We make various stops. At a state run liquor store we explore the wine selection, which is not only limited, but also expensive. “The same wine that costs five Euros in Spain costs 26 Euros here,” says Martinez. They have Schweppes tonic in stock and Torralbas and Martinez buy everything they have, which was only a few cases. Gin and tonics are a specialty of the bar at OtraManera, but tonic is almost impossible to find usually. You can never know how long it will be there so you have to stock up.
“This is the closest thing we have to a real market here,” says Torralbas, when we enter the Vedado market. It’s state run, but still it’s all organic. Each farm has a small stand with, for the most part, the same products. There are bananas, pineapples, beets, onions and cucumbers. The colors are bright and they look as good as any bananas, pineapples, beets, onions and cucumbers I’ve seen anywhere else. Prices are listed on wooden boards and are inexpensive enough that practically anyone can afford them. Sourcing fruits or vegetables beyond these, however, is where additional layers of complications arise.
II
Restaurants in Havana are divided into two primary categories: State-run or paladares. State-run restaurants used to be what every restaurant was, but, in efforts to lift Cuba’s ailing economy, this has gradually changed. In 1993, the Cuban government authorized self-employment, which included privately owned paladares. In 2011, several dozen state-run restaurants transitioned into employee-run cooperatives. In 2014, some 9,000 state-run restaurants were made available to the private sector. While the government will still own the land, they are getting out of the restaurant business. Private citizens can now buy these restaurants.
Despite dominating the landscape, state-run restaurants have a reputation of poor quality.
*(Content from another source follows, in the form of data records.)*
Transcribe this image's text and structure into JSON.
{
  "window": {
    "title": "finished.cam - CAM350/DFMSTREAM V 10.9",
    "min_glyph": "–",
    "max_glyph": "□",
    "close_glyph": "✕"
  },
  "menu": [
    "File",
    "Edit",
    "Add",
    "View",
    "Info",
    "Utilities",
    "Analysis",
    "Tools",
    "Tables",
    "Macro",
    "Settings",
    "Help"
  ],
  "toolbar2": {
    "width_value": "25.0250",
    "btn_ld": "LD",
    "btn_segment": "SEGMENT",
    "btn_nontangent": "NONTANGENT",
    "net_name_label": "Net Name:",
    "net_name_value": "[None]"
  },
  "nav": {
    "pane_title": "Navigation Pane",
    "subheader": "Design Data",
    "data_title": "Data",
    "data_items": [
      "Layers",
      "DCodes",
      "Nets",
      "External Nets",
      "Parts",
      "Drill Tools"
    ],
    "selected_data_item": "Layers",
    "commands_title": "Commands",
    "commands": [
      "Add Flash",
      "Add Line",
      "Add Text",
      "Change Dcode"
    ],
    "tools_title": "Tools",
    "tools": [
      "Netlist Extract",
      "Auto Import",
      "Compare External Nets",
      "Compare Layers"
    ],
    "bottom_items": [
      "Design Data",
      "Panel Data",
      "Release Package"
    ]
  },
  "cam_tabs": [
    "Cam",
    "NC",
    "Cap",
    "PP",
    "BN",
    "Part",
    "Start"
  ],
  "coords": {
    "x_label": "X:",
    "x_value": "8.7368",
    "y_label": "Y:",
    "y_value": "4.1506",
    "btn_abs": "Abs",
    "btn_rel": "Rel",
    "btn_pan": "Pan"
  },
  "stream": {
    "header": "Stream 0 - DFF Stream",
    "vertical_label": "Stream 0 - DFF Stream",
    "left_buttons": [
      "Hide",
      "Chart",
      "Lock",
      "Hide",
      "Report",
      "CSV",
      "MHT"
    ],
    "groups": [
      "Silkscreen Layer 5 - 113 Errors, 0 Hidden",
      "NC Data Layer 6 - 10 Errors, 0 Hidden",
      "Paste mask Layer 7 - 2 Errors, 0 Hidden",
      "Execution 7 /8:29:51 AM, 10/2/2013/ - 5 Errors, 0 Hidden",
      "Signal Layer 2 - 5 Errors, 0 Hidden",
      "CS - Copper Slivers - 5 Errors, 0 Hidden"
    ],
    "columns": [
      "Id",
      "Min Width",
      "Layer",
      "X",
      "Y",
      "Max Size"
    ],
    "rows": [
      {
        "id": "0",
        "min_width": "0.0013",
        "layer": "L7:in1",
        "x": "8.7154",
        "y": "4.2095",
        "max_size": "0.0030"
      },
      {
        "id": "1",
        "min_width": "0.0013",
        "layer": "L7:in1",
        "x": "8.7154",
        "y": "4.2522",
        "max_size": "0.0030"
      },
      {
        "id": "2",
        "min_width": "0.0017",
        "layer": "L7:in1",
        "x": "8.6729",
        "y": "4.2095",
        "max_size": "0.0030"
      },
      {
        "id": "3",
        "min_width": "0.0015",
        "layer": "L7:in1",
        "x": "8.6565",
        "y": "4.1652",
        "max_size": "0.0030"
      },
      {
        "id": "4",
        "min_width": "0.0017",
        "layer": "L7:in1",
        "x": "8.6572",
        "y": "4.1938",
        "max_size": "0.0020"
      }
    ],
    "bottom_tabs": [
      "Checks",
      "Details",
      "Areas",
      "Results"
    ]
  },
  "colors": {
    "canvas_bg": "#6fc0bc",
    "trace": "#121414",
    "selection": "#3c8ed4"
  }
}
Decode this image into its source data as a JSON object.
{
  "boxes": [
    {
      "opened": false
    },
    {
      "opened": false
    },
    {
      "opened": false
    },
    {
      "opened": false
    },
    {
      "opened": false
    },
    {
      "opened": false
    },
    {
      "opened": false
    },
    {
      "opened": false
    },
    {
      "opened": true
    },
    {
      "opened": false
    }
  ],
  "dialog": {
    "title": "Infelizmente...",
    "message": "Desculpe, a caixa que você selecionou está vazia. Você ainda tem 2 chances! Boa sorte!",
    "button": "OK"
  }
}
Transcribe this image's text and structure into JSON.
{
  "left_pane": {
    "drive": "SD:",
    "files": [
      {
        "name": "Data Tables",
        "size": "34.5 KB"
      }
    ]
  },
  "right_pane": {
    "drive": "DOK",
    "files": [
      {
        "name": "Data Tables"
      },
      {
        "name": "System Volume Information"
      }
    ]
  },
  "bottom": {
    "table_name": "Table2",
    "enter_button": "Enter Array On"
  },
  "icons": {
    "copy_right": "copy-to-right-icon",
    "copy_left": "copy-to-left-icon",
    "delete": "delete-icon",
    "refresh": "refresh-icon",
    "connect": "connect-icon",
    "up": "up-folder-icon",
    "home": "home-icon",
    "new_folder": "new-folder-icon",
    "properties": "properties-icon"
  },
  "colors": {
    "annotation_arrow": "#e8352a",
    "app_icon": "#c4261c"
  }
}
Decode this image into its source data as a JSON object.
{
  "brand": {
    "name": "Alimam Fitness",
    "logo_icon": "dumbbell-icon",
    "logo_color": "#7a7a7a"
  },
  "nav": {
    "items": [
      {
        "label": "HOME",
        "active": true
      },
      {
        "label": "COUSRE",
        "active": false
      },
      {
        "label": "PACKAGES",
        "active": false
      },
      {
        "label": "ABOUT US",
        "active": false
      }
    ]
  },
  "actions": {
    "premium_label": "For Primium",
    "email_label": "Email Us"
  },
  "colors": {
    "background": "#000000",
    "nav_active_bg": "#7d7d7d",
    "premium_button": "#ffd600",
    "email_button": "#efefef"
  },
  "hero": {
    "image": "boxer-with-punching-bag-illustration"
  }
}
Most are not run by chefs, or someone who has ever been a cook of any sort, but by someone who has a friend in the government. Sometimes they are overpriced. Sometimes they are set in landmark settings. While I can appreciate the architecture and setting of some state-run establishments, few offer anything other than a mediocre meal, such as the highly touted El Ajibe’s roasted chicken, which I was served dried out.
That brings us to paladares, where most growth in the Cuban restaurant industry has occurred over the past 25 years. Many of the original paladares that opened in the 1990s didn’t take off or were put out of business, though rules have gradually loosened, giving restaurateurs more flexibility. While some state-run restaurants list prices in Cuban pesos so that some Cubans are able to afford to eat there, all paladares list prices in the convertible peso, or CUC, a currency reserved for luxury items, used primarily by tourists and wealthy Cubans. Rules stipulated that these mostly family run restaurants, often in someone’s home, can only have a maximum of 50 seats and could only serve certain products from state-run suppliers. Still, paladares are thriving amidst Cuba’s biggest tourist boom in decades, though it might not last.
In the last four years more than 400 paladares have opened in Havana alone and there are an estimated 1,700 around the country. In October of 2016, the Cuban government froze the issuance of new licenses for restaurants and began enforcing stricter regulations. For instance, restaurants are now required to provide receipts for everything they serve, ensuring that they don’t do anything illegal. While the government allows them to exist, it is as if they don’t want them to be too successful.